青木コーチが目指すのは、コーチを必要としない選手だ。

「僕が選手に求めるのは自立(自律)です。これはジュニアでもプロでも同じように伝えています。目指すのは自ら課題を見つけ対処法を考え、そして乗り越えていく選手」

このような考えがあるからこそ、2020年に渋野が青木コーチのもとを“卒業”すると決めたとき「何かあったら連絡しておいで」と快く送り出した。

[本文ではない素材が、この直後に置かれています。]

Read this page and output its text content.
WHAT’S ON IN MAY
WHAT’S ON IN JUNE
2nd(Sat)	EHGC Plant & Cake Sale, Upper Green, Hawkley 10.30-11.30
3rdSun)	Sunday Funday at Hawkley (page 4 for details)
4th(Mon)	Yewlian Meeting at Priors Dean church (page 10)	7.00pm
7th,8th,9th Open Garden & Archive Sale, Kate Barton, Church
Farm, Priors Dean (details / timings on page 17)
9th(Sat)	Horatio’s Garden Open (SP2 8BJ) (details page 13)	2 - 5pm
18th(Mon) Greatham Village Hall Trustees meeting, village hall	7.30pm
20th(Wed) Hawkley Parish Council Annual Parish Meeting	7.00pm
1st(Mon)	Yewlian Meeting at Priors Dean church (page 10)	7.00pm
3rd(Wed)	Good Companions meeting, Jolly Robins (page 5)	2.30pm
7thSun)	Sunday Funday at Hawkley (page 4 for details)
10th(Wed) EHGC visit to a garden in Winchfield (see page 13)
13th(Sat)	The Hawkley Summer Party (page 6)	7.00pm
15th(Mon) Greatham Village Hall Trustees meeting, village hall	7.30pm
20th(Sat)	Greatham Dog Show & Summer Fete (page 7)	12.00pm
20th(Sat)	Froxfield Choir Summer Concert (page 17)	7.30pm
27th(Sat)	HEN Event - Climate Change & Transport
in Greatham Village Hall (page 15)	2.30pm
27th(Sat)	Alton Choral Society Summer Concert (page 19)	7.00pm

「もちろんすべて上手くいくとは思っていませんでした。でもしぶこが自分で決めたことは尊重したい。アマチュアだったころ僕をコーチにすると決めたのも、全英女子OPのウィニングパットのラインも、そして1人でやっていくと決めたのもすべてしぶこの決断。彼女の人生ですから当然です」

自らのスウィング映像をチェックし、意識と実際の動きの乖離を埋めるようにイメージする渋野


昨シーズンの結果だけを見るとその決断は失敗だったように思えるが、青木コーチは一概にそう思ってはいない。

「久しぶりにコーチとしてしぶこと話し、自分の動作や思考を言葉にする力が上がっているなと感じました。前はスウィングのことでこんなに話せませんでしたからね(笑)」

以前、青木コーチは渋野の強みについて「言われたことをひたすらにやり切る力」だと言っていた。それに「考える力」が加わったのだ。

「数値データや映像をほとんど使わなかったのが、今は少しずつ見せるようになりました。それは情報を処理できる力がついているから。しぶこの頭と体がこれだけ変わっているので、僕も変わらないといけない部分はあると思っています」

レッスン中、渋野の隣でスウィングをしながら首をかしげる青木コーチの姿を何度か目にした。彼女が言語化した悩みを自分で体感し、最適なアドバイスを考えていたのだ。選手と同じ、いやそれ以上にコーチも進化しているのだ。

渋野をはじめ教え子たちの感覚を身をもって感じたいと言う青木コーチ。「僕が相手の体の動きや気持ちがわからなければ伝えたいことも伝わらないですからね」/以前と比べてコミュニケーションの量が格段に増えたという2人。「僕の所を離れたあと試行錯誤したことで、スウィングや体に対する知識が向上したんだと思います。プロゴルファーとしての成長を感じました」

笑うために戻ってきた

偶然居合わせた渋野に、なぜ青木コーチのもとに戻ってきたのか聞いた。

「笑うためですかね。だって1人じゃつらいですもん。でもやらないわけにはいかない。楽しくやりたいから戻ってきました」

こんなに笑っている光景を見たら、もっと根詰めて真剣にやるべきだという人がいるかもしれない。補足するとこの日、渋野も青木コーチもスウィング改造に向き合う姿勢は真剣そのものだった。ただ、そこに楽しさを加えて成長させてしまうのが青木翔というコーチの才能なのだ。